Ghosting artifacts. Moving subjects, namely the metronomes and the Ferris wheel, are strongly blurred because of local misalignment

In Fig. 6, we show a result of Morpho’s video noise reduction technology, Morpho Video Denoiser™ [76].

Fig. 6
figure 6

Input and output of a video denoising algorithm. a A frame from an input video. b The output of the corresponding frame. The IIR filter reduced noises in the frame (see the building wall), and suppressed artifacts (the woman is waving her hand)
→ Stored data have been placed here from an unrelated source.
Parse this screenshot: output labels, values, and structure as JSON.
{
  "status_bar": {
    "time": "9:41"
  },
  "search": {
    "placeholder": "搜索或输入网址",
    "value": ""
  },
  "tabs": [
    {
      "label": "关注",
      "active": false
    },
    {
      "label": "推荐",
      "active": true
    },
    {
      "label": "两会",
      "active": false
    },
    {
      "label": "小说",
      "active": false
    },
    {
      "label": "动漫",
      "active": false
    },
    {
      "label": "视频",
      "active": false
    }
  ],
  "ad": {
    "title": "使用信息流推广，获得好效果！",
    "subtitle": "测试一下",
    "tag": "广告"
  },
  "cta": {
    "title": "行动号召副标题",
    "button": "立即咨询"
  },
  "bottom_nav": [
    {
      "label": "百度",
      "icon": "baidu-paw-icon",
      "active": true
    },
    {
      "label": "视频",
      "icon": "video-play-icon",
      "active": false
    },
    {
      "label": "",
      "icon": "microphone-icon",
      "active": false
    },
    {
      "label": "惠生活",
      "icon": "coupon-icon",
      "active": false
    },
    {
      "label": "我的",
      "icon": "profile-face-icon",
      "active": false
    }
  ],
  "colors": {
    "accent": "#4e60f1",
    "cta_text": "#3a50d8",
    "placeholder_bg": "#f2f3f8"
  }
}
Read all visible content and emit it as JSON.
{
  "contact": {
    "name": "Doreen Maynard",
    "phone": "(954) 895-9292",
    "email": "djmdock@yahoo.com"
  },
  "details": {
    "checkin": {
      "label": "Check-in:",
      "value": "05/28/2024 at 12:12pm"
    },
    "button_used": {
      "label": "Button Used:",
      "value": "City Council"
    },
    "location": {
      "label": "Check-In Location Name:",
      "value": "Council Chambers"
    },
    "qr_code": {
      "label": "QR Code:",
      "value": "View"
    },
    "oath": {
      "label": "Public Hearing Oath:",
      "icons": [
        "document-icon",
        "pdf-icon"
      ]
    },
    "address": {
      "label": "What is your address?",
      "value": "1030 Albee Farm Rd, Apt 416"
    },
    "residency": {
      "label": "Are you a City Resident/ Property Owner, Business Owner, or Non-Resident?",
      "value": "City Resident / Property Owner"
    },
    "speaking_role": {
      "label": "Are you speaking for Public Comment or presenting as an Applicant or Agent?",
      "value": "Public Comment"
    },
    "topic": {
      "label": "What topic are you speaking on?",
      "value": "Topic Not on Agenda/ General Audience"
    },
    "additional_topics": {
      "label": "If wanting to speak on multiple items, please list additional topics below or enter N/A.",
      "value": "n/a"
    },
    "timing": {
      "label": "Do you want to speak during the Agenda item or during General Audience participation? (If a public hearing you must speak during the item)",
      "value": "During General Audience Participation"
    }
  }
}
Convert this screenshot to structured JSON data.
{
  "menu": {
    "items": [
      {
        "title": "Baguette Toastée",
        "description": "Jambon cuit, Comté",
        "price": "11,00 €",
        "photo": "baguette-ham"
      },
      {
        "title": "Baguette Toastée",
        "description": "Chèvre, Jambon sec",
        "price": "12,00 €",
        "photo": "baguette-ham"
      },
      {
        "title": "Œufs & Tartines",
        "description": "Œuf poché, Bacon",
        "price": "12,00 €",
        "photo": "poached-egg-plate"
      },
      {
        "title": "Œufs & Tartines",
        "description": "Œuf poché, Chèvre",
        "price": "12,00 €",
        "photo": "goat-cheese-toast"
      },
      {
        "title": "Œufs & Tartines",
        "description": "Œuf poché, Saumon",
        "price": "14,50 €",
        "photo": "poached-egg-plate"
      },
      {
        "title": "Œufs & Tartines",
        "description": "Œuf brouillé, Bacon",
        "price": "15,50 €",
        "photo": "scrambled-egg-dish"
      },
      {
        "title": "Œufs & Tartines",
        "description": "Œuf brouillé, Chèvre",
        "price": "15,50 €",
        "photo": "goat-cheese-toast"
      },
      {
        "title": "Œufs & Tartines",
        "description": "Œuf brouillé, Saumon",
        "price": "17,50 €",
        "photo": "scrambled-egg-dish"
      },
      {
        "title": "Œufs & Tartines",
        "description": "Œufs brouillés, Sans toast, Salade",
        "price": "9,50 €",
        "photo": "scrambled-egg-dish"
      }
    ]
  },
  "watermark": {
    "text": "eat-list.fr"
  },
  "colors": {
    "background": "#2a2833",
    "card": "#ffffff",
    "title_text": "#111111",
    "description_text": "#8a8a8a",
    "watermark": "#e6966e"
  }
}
5 Multi-camera image processing

As mentioned in earlier sections, it is difficult to fit a good lens with a wide range of variable focus on most mobile devices. One simple solution to this problem is to add multiple cameras that are facing the same direction. Each camera can have a different lens, providing the device with a good combination of lenses such as tele, normal, and wide. The camera that is most appropriate for the current scene can be used for taking the photograph.

However, in practice, using multiple cameras leads to additional complications. A user should be able to use a single zoom control to zoom in and out, while the camera is automatically selected in a way that is transparent to the user. Additional software support is required for smooth transition between cameras, especially when capturing videos.

The presence of multiple cameras sharing the field of view also brings in the ability to estimate distances to the objects in the scene. By estimating the relative depth between objects, a depth map of the scene can be constructed. The most common use for a depth map is applying a bokeh effect, something that is difficult to achieve using small lenses in mobile phone cameras. This effect occurs when the depth of field produced by the lens setting of the camera is shallower than the depth range of the scene that is being photographed. The objects near the distance of focus appear sharp, while other objects appear blurry. Most flagship smartphones apply variable amounts of blur to objects depending on their depth inferred from the depth map, to achieve fairly realistic bokeh effects.

Estimating depth using multiple cameras had already been researched well before the invention of mobile phones [10, 91]. Camera calibration is a necessary step for enabling depth estimation using computational imaging techniques. Metric calibration Zhang et al. [105] uses a reference calibration object of which the feature dimensions are known with very high precision. Online calibration [43] using information derived by image processing can be used to get rid of errors in initial calibration during manufacture and also cater for errors in degradation.

5.1 Light field cameras

Light field cameras record both the intensity of light in a scene and the direction that the light rays are traveling in space. They are implemented by placing a microlens array in front of a conventional image sensor. The arrangement of lenses and the resulting data enable “post-focusing” images, that is focusing images at multiple distances after capturing them. The concept of the light field camera was proposed by Gabriel Lippmann in 1908, but the first digital implementations with post-focusing ability arrived much later [70, 80]. Several manufacturers (Adobe, Lytro, Pelican Imaging) have produced consumer-level light field cameras.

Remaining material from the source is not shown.